Uno dei drammi più discussi e storicamente rappresentati di Gaetano
Donizetti, Lucrezia Borgia è il terzo titolo del
festival bergamasco, eseguito secondo la nuova edizione critica curata da
Roger Parker e Rosie Ward.
Tra le numerose versioni dell'opera, quasi tutte documentate, il direttore
musicale Riccardo Frizza opta per quella andata in scena al
Théâtre Italien di Parigi nel 1840, con il ripristino del duetto tra Gennaro e
Orsini. Frizza guida la bravissima Orchestra Giovanile Luigi Cherubini
con gesto elegante, buon equilibrio nelle dinamiche e grande rispetto per le
voci in palcoscenico.
Encomiabile la prova del Coro del Teatro Municipale di Piacenza
preparato da Corrado Casati, soprattutto nell'intenso
finale del prologo e nel duettino tra Rustighello e Astolfo.
Carmela Remigio offre una prova di Lucrezia
dall'alto della sua professionalità di belcantista, che trova il suo apice nella
dizione e nel fraseggio, con una resa del personaggio perfettamente in linea con
l'idea della regia. Vocalmente si ritrova il vigore degli accenti che aveva pure
espresso in Anna Bolena, ma sfortunatamente si rinvengono pure i centri un poco
vuoti e velati che si erano uditi nell'Elisabetta di Maria Stuarda.

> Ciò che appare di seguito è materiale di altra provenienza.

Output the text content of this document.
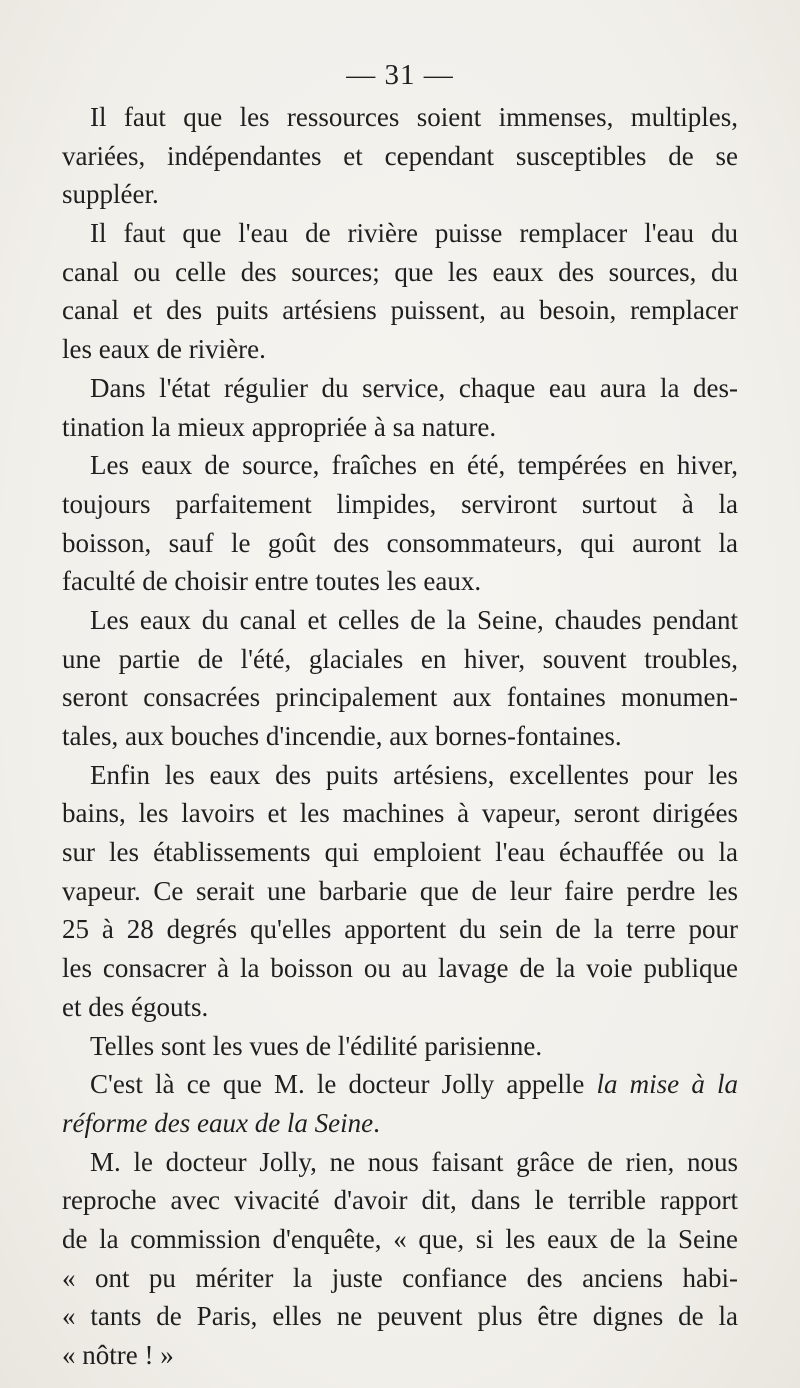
— 31 —
Il faut que les ressources soient immenses, multiples,
variées, indépendantes et cependant susceptibles de se
suppléer.
Il faut que l'eau de rivière puisse remplacer l'eau du
canal ou celle des sources; que les eaux des sources, du
canal et des puits artésiens puissent, au besoin, remplacer
les eaux de rivière.
Dans l'état régulier du service, chaque eau aura la des-
tination la mieux appropriée à sa nature.
Les eaux de source, fraîches en été, tempérées en hiver,
toujours parfaitement limpides, serviront surtout à la
boisson, sauf le goût des consommateurs, qui auront la
faculté de choisir entre toutes les eaux.
Les eaux du canal et celles de la Seine, chaudes pendant
une partie de l'été, glaciales en hiver, souvent troubles,
seront consacrées principalement aux fontaines monumen-
tales, aux bouches d'incendie, aux bornes-fontaines.
Enfin les eaux des puits artésiens, excellentes pour les
bains, les lavoirs et les machines à vapeur, seront dirigées
sur les établissements qui emploient l'eau échauffée ou la
vapeur. Ce serait une barbarie que de leur faire perdre les
25 à 28 degrés qu'elles apportent du sein de la terre pour
les consacrer à la boisson ou au lavage de la voie publique
et des égouts.
Telles sont les vues de l'édilité parisienne.
C'est là ce que M. le docteur Jolly appelle la mise à la
réforme des eaux de la Seine.
M. le docteur Jolly, ne nous faisant grâce de rien, nous
reproche avec vivacité d'avoir dit, dans le terrible rapport
de la commission d'enquête, « que, si les eaux de la Seine
« ont pu mériter la juste confiance des anciens habi-
« tants de Paris, elles ne peuvent plus être dignes de la
« nôtre ! »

Xabier Anduaga, dotato di uno strabiliante timbro solare,
esegue il ruolo di Gennaro ben al di sopra delle aspettative. Già in
precedenza si era notata la bellezza, la luminosità, la lucentezza della sua
voce, ma in questa occasione è possibile affermare che il giovane tenore ha
dell'oro in bocca. C'è da sperare che agenti senza scrupoli e direttori
artistici insipienti o incompetenti non lo rovinino proponendogli ruoli
sbagliati e troppo in fretta, con false promesse che lo danneggerebbero, a
favore soltanto della visibilità e delle tasche di chi lo metterebbe in
difficili condizioni.
Marko Mimica è un ottimo Duca, dal timbro
vellutato, con sfumature e sfaccettature nella resa di un personaggio
interessante, che mette in mostra la rabbia di un uomo innamorato, ma geloso e
deluso, piuttosto che un perfido spietato che desidera soltanto salvaguardare la
sua proprietà.
Varduhi Abrahamyan è un Maffio di lusso. La sua
voluminosa e vellutata vocalità è dotata di corpo, di spessore ed è arricchita
da un buon uso delle agilità e dei colori.
Molto bene anche per il lungo stuolo di comprimari, in generale di buon
livello e omogenei tra loro, con il Liverotto di Manuel
Pierattelli, il Gazella di Alex Martini, il
Petrucci di Roberto Maietta, il Vitellozzo di
Daniele Lettieri, il Gubetta di Rocco
Cavalluzzi e un particolare encomio per i bravi Edoardo
Milletti nei panni di Rustighello e Federico Benetti
in quelli di Astolfo.
Note positive anche per lo spettacolo di Andrea Bernard, che
si avvale di simboli e simbolismi piuttosto chiari collegati alla maternità
rubata di Lucrezia, introducendo anche il realismo storico del padre Rodrigo
(che si sarebbe preferito interpretato da un figurante più anziano dovendo
impersonare un sessantaseienne) che le fa togliere il figlio illegittimo. Altri
emblemi appaiono più offuscati e sembrano richiamare a una qualche sorta di
girone dantesco. È comunque molto efficace, coerente, curato nei movimenti e
nelle gestualità, decisamente attuale nel tema della maternità salvifica e della
donna schiacciata dalla società maschilista.
Le scene di Alberto Beltrame, arricchite dalle luci di
Marco Alba, sono molto semplici ma piuttosto suggestive e
d'effetto, però col grosso neo di essere visibili appieno soltanto dalla platea,
mentre i piani superiori si perdono il bel gioco d'ambiente creato dal soffitto
dorato.
Molto ben adeguati allo spettacolo i costumi di Elena
Beccaro, che richiamano la moda rinascimentale con qualche aggiunta
dark, oltre alla nota di colore giallo - forse simbolo di salvezza o
purificazione - della giacca di Gennaro e dell'abito di Lucrezia.